À proximité du lac et même sur ses rives, elles sont nombreuses. On les approchera en canoë depuis les « ports » de Nergout ou de Vauveix, situés sur la rive sud. Le meilleur site vers lequel pagayer se trouve au pied de la presqu’île de Chassagnas, côté est, après avoir passé l’île de Vauveix.
Tourisme au pied des Puys
Cette presqu’île de Chassagnas apparaît comme le site majeur du lac, qu’elle sépare en deux parties. À l’ouest, du côté du barrage, apparaît l’île de Vassivière et le Centre international d’art et du paysage, installé dans son château.
À l’est, incrustée au pied des puys de la Garde, de la Croix, de Soumeix, de Broussas et du Rocher: la partie la plus sauvage du lac. Le sentier qui fait le tour de la presqu’île offre le plus beau panorama sur le lac. On stationnera entre le hameau de Masgrangeas et le lieu-dit Chassagnas, sur le parking ménagé au bord de la route D3A2. En suivant un balisage jaune, il faut marcher dans la direction de Royère-de-Vassivière jusqu’au chemin qui entre dans le bois. À la première intersection, prendre à gauche. Le chemin dessine une large courbe dans le sens des aiguilles d’une montre, en longeant l’orée du bois dit… le Pré Joli. Après être de nouveau entré en sous-bois, guetter un chemin à droit. Il donne sur le chemin qui mène à Chassagnas (sur la droite), mais nous tournons à gauche pour nous diriger vers le lac.

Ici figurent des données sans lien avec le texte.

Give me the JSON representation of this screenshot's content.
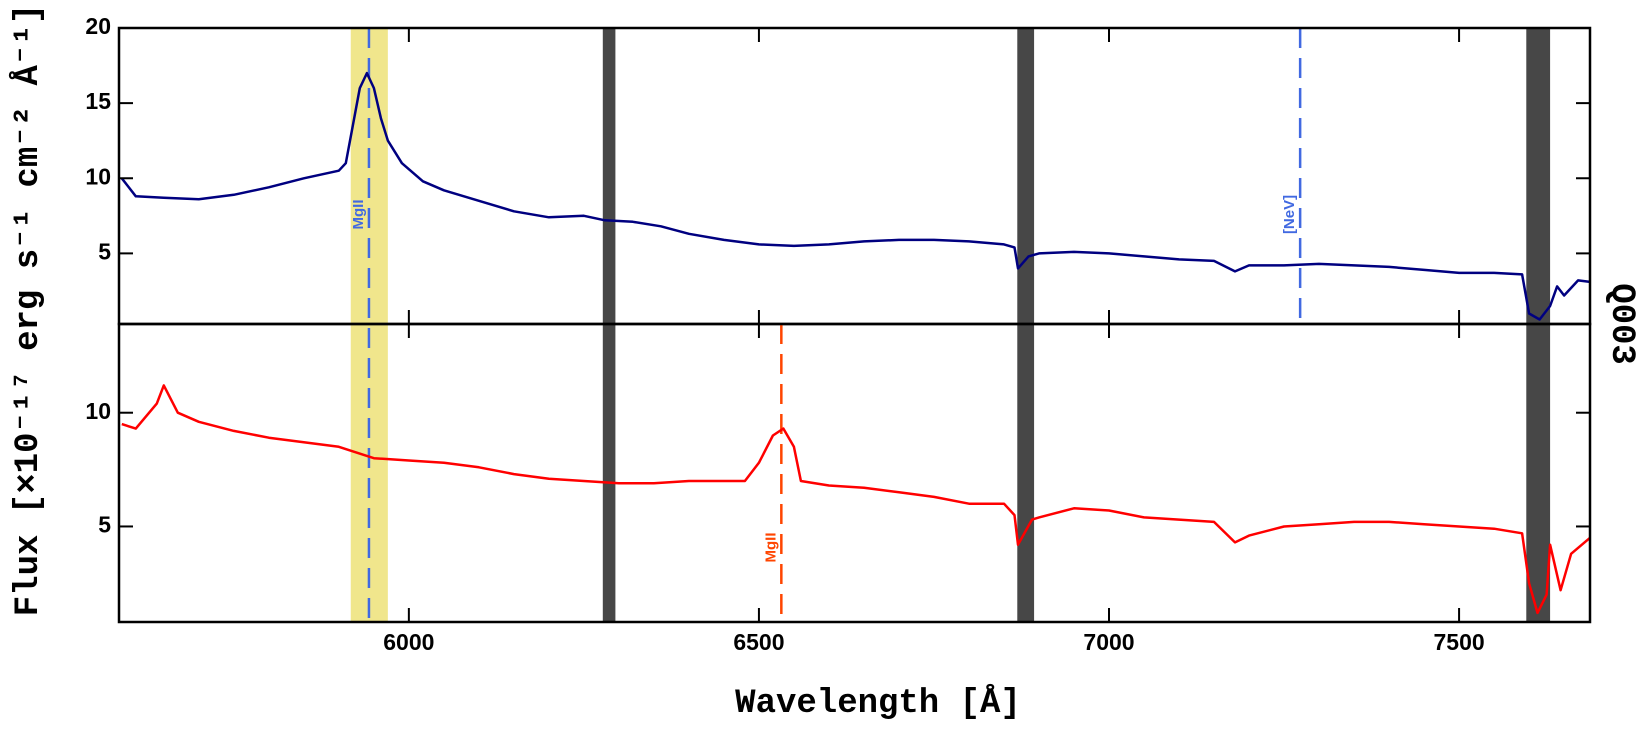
{
  "chart_data": [
    {
      "type": "line",
      "ylabel": "Flux [×10⁻¹⁷ erg s⁻¹ cm⁻² Å⁻¹]",
      "side_label": "Q003",
      "xlim": [
        5586,
        7687
      ],
      "ylim": [
        0.3,
        20
      ],
      "yticks": [
        5,
        10,
        15,
        20
      ],
      "bands": [
        {
          "x": [
            5917,
            5970
          ],
          "color": "#f0e68c"
        },
        {
          "x": [
            6277,
            6295
          ],
          "color": "#474747"
        },
        {
          "x": [
            6869,
            6893
          ],
          "color": "#474747"
        },
        {
          "x": [
            7596,
            7630
          ],
          "color": "#474747"
        }
      ],
      "lines": [
        {
          "x": 5943,
          "label": "MgII",
          "color": "#4169e1",
          "full_height": true
        },
        {
          "x": 7273,
          "label": "[NeV]",
          "color": "#4169e1",
          "full_height": false
        }
      ],
      "series": [
        {
          "color": "#000080",
          "x": [
            5590,
            5610,
            5650,
            5700,
            5750,
            5800,
            5850,
            5900,
            5910,
            5920,
            5930,
            5940,
            5950,
            5960,
            5970,
            5990,
            6020,
            6050,
            6100,
            6150,
            6200,
            6250,
            6280,
            6320,
            6360,
            6400,
            6450,
            6500,
            6550,
            6600,
            6650,
            6700,
            6750,
            6800,
            6850,
            6865,
            6870,
            6885,
            6900,
            6950,
            7000,
            7050,
            7100,
            7150,
            7180,
            7200,
            7250,
            7300,
            7350,
            7400,
            7450,
            7500,
            7550,
            7590,
            7600,
            7615,
            7630,
            7640,
            7650,
            7670,
            7687
          ],
          "values": [
            10,
            8.8,
            8.7,
            8.6,
            8.9,
            9.4,
            10.0,
            10.5,
            11,
            13.5,
            16,
            17,
            16,
            14,
            12.5,
            11.0,
            9.8,
            9.2,
            8.5,
            7.8,
            7.4,
            7.5,
            7.2,
            7.1,
            6.8,
            6.3,
            5.9,
            5.6,
            5.5,
            5.6,
            5.8,
            5.9,
            5.9,
            5.8,
            5.6,
            5.4,
            4.0,
            4.8,
            5.0,
            5.1,
            5.0,
            4.8,
            4.6,
            4.5,
            3.8,
            4.2,
            4.2,
            4.3,
            4.2,
            4.1,
            3.9,
            3.7,
            3.7,
            3.6,
            1.0,
            0.6,
            1.5,
            2.8,
            2.2,
            3.2,
            3.1
          ]
        }
      ]
    },
    {
      "type": "line",
      "xlabel": "Wavelength [Å]",
      "xlim": [
        5586,
        7687
      ],
      "xticks": [
        6000,
        6500,
        7000,
        7500
      ],
      "ylim": [
        0.8,
        13.9
      ],
      "yticks": [
        5,
        10
      ],
      "lines": [
        {
          "x": 6532,
          "label": "MgII",
          "color": "#ff4500",
          "full_height": false
        }
      ],
      "series": [
        {
          "color": "#ff0000",
          "x": [
            5590,
            5610,
            5640,
            5650,
            5670,
            5700,
            5750,
            5800,
            5850,
            5900,
            5950,
            6000,
            6050,
            6100,
            6150,
            6200,
            6250,
            6300,
            6350,
            6400,
            6450,
            6480,
            6500,
            6520,
            6535,
            6550,
            6560,
            6600,
            6650,
            6700,
            6750,
            6800,
            6850,
            6865,
            6870,
            6890,
            6900,
            6950,
            7000,
            7050,
            7100,
            7150,
            7180,
            7200,
            7250,
            7300,
            7350,
            7400,
            7450,
            7500,
            7550,
            7590,
            7600,
            7612,
            7625,
            7630,
            7645,
            7660,
            7687
          ],
          "values": [
            9.5,
            9.3,
            10.4,
            11.2,
            10.0,
            9.6,
            9.2,
            8.9,
            8.7,
            8.5,
            8.0,
            7.9,
            7.8,
            7.6,
            7.3,
            7.1,
            7.0,
            6.9,
            6.9,
            7.0,
            7.0,
            7.0,
            7.8,
            9.0,
            9.3,
            8.5,
            7.0,
            6.8,
            6.7,
            6.5,
            6.3,
            6.0,
            6.0,
            5.5,
            4.2,
            5.3,
            5.4,
            5.8,
            5.7,
            5.4,
            5.3,
            5.2,
            4.3,
            4.6,
            5.0,
            5.1,
            5.2,
            5.2,
            5.1,
            5.0,
            4.9,
            4.7,
            2.5,
            1.2,
            2.0,
            4.2,
            2.2,
            3.8,
            4.5
          ]
        }
      ]
    }
  ]
}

On atteint ainsi un point de vue et un sentier qui descend sur la berge du lac, où une passerelle donne accès à l’île de Vauveix. Faire le tour d’une île, quelle qu’elle soit – y compris minuscule comme celle-ci –reste une expérience qu’il faut avoir connue pour mesurer tout ce qu’il y a d’incongru dans le fait de marcher toujours devant soi pour se retrouver à son point de départ. Il serait dommage de s’en priver. Pour continuer la balade, il faudra revenir à ce point de vue. On commence alors l’ascension du sommet de la presqu’île de Chassagnas : au fur et à mesure qu’on s’élève, la vue s’élargit sur le lac qui paraît immense. Du sommet, le sentier descend droit vers la berge, offrant un nouveau panorama, avec l’île de Vassivière au premier plan. Une fois arrivé sur la rive du lac, on la longe sur la droite jusqu’à trouver un large chemin qui remonte doucement, en bordure du bois, vers Chassagnas et, au-delà, le parking où nous avons pris le départ de cette petite randonnée.